TV to the Web – Web to the TV???

June 25, 2007

When the Internet first came around TV producers were reluctant to deliver their content in the new medium. TV was TV and the Web was the Web. At first, many producers looked at the Internet as just that – a new medium for delivery. What they didn’t know was that this was not just a new medium for delivery of existing content, it was THE medium for delivery of NEW concepts.

Homestar RunnerI first heard about Homestar Runner when I started working with 2 web developers from the University of Alaska. Camie and Melanie turned me on to these guys back in 2002 when we were working on some support issues. At first I was like “Ok, these guys are weird” but after a while I started to really enjoy it. Short clips that lasted under 2 minutes were the staple.
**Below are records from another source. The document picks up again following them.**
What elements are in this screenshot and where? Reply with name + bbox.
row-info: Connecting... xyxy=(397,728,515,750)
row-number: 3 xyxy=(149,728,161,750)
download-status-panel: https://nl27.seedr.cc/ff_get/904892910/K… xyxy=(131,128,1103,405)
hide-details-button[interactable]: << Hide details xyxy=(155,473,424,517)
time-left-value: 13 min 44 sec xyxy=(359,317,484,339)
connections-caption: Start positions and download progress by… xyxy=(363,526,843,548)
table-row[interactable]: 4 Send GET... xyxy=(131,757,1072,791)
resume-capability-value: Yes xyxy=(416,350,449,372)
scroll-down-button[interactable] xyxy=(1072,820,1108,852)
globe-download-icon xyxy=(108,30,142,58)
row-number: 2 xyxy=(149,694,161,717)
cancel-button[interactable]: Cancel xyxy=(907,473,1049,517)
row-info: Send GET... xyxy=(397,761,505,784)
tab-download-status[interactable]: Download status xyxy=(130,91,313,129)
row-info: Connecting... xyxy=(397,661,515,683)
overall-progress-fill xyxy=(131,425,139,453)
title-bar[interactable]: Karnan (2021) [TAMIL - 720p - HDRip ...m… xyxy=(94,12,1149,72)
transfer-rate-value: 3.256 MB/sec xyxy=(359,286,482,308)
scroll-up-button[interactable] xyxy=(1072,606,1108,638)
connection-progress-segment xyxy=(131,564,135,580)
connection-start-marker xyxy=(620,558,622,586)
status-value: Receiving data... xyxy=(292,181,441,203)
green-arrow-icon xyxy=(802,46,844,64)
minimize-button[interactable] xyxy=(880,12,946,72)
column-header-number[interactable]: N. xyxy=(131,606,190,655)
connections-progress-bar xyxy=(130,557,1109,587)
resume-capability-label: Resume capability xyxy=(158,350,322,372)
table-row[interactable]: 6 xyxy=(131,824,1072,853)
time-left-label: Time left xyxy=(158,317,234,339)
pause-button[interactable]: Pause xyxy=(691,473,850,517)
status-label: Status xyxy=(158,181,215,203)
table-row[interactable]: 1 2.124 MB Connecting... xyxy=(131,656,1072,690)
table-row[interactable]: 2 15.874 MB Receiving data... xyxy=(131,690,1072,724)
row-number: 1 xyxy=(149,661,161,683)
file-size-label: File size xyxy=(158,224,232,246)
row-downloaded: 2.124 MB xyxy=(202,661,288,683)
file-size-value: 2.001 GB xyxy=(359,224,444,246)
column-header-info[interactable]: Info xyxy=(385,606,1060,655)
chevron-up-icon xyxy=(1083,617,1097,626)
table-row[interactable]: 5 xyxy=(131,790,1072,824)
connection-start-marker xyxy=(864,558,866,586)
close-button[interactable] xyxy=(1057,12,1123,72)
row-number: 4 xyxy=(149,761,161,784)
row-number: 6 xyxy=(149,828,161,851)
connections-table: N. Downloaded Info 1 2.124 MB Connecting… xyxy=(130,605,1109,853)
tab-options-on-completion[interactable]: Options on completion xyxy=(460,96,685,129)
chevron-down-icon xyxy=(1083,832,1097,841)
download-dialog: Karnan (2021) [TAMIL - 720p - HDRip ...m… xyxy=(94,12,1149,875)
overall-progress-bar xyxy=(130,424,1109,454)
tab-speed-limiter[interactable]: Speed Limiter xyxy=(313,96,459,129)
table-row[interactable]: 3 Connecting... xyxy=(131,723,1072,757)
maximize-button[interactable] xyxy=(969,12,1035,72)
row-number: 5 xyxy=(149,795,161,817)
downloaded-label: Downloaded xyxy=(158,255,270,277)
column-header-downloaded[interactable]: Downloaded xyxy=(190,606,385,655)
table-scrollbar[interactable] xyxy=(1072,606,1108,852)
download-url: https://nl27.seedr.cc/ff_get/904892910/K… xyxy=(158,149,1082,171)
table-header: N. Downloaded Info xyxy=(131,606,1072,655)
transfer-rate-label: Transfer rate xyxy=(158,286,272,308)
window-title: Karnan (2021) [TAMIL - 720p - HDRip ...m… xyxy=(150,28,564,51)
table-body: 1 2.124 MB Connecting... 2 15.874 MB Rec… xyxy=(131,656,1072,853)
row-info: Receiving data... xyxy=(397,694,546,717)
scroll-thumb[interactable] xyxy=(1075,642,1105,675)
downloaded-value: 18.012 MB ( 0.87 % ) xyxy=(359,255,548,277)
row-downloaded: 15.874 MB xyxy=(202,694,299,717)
Something that the TV medium just won’t support. This was right after Atom Films and a few other early video sites started (No YouTube was _not_ the first video aggregation site).

At the time most TV cartoons were only running on TV. Even the radical Cartoon Network remained popular only from their TV audience. But then the Video revolution hit and TV producers were not scared to publish their content on the Internet. In fact, most of them jumped ship completely because the Ad revenues far exceeded that which they recieved from the Television Studios. Plus, with the popularity of the Flash player, they could push ideas out faster.

So, I naturally thought that the progression would move from the Web back to the Television. I envisioned that artists would use the Internet as a low end pilot system where they could test out their ideas. When one got popular, they would shop it around at the TV stations for that illustrious weekly spot on Cartoon Network or the like. However, it appears that it may not happen this way:

It seems like a foregone conclusion that the hit online animation Homestar Runner and his cartoon friends will end up alongside Meatwad, Space Ghost, Brock Sampson and the other pop culture icons on Cartoon Network’s Adult Swim — a block of cartoons for grownups.

Unfortunately for this would-be marriage, the only people who think Homestar isn’t quite right for Adult Swim are the character’s creators, Matt and Mike Chapman.

I would now agree with Mike and Matt. Keep the show where it made it’s history, where it has it’s sharpest fans. It proves to me that maybe the Television is the 2nd medium. That the Internet will dominate and as TV advertisers flock to the Internet, you will see a ration of content larger than ever seen before.

Nice Work Guys! Long live Strong Bad.